Optofluidic real-time cell sorter for longitudinal CTC studies in mouse models of cancer

Abstract

Circulating tumor cells (CTCs) play a fundamental role in cancer progression. However, in mice, limited blood volume and the rarity of CTCs in the bloodstream preclude longitudinal, in-depth studies of these cells using existing liquid biopsy techniques. Here, we present an optofluidic system that continuously collects fluorescently labeled CTCs from a genetically engineered mouse model (GEMM) for several hours per day over multiple days or weeks. The system is based on a microfluidic cell sorting chip connected serially to an unanesthetized mouse via an implanted arteriovenous shunt. Pneumatically controlled microfluidic valves capture CTCs as they flow through the device, and CTC-depleted blood is returned back to the mouse via the shunt. To demonstrate the utility of our system, we profile CTCs isolated longitudinally from animals over 4 days of treatment with the BET inhibitor JQ1 using single-cell RNA sequencing (scRNA-Seq) and show that our approach eliminates potential biases driven by intermouse heterogeneity that can occur when CTCs are collected across different mice. The CTC isolation and sorting technology presented here provides a research tool to help reveal details of how CTCs evolve over time, allowing studies to credential changes in CTCs as biomarkers of drug response and facilitating future studies to understand the role of CTCs in metastasis.

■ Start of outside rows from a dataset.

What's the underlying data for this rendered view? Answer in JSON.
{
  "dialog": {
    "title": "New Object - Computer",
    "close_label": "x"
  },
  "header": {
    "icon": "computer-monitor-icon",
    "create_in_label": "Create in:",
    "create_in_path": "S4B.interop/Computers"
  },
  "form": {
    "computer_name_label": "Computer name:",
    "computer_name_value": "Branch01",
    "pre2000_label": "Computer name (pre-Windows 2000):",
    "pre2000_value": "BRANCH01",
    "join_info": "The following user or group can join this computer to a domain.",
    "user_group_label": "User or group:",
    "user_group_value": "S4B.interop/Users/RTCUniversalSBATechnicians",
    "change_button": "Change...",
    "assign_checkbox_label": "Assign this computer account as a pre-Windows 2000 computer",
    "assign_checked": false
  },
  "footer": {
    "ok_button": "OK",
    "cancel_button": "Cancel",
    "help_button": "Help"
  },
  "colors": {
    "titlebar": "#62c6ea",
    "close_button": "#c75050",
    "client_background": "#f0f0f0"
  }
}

Keywords: GEMM; circulating tumor cells; metastasis; microfluidic; single-cell RNA-Seq.

Fig. 1.

Microfluidic sorter for longitudinal CTC studies in GEMMs. (A) Peristaltic pump withdraws blood from a surgically implanted cannula in the carotid artery of a mouse at a flow rate of 30 μL⋅min⁻¹. The blood is directed into the main flow channel of the CTC sorter chip. For tdTomato-positive cells, a green (532-nm) laser illuminates two points along the main flow channel of the CTC chip separated by a known distance. Thus, fluorescent CTCs emit two red-shifted pulses of light, which are detected by a photomultiplier tube (PMT). Based on the timing of the pulses, a LabVIEW program computes the velocity of the cells and operates computer-controlled pneumatic valves to redirect fluorescent CTCs toward a collection tube. After exiting the chip, CTC-depleted blood returns to the jugular vein of the mouse via a second surgically implanted cannula. (B) Top-view image of the CTC sorter microfluidic chip showing the inlet, outlets, and valve actuation lines (V1 and V2). (C) Illustration of the CTC detection mechanism using the two excitation laser lines. A low-pass filter is applied to the raw data for determining true peaks. (D) Outlet by which blood is returned to the mouse is briefly sealed while the opposite outlet is opened to allow for CTC isolation in real time. (E) After collection, CTCs are further enriched by a secondary CTC sorting chip designed with a parallel channel to flush CTCs into wells containing cell lysis buffer for downstream scRNA-Seq.

Fig. 2.

scRNA-Seq of captured CTCs demonstrates the utility of intramouse CTC profiling. The tSNE of all CTCs collected across three JQ1-treated mice is colored by time point posttreatment (A), mouse (B), and cluster of assignment based on k-nearest neighbors clustering (C). (Top Right) Pie charts show the fractional representation of each cluster in each treated mouse. Boxplots of the first PC of CTC transcriptomes from PCAs were obtained from longitudinally following the same treated mouse [D, correlation (Corr) = 0.56] or untreated mouse (E, Corr = −0.05). Each point represents a CTC. (F) Boxplots of the first PC from three different “mock terminal bleed” permutations across three treated mice (SI Appendix, Supplementary Information Text and Fig. S9).

Fig. 3.

scRNA-Seq of end-point primary tumors demonstrates heterogeneity in phenotype. (A) The tSNE of primary tumor cells across treated and untreated mice, colored by mouse called from k-nearest neighbors clustering. (B) tSNE of primary tumor cells across treated and untreated mice, colored by clusters. (C) Computational cluster assignments (SI Appendix, Supplementary Information Text) for 96-h CTCs next to their matched primary for a representative treated mouse and untreated mouse plotted as bar plots (n = 18 and n = 82 cells for treated mouse 1 96-h CTCs and tumor cells, respectively; n = 52 and n = 84 cells for untreated mouse 1 96-h CTCs and tumor cells, respectively). UA, unassigned. Neither pairing is significantly different (P = 0.99 and P = 0.66 for treated mouse 1 and untreated mouse 1, respectively, by Fisher’s exact test).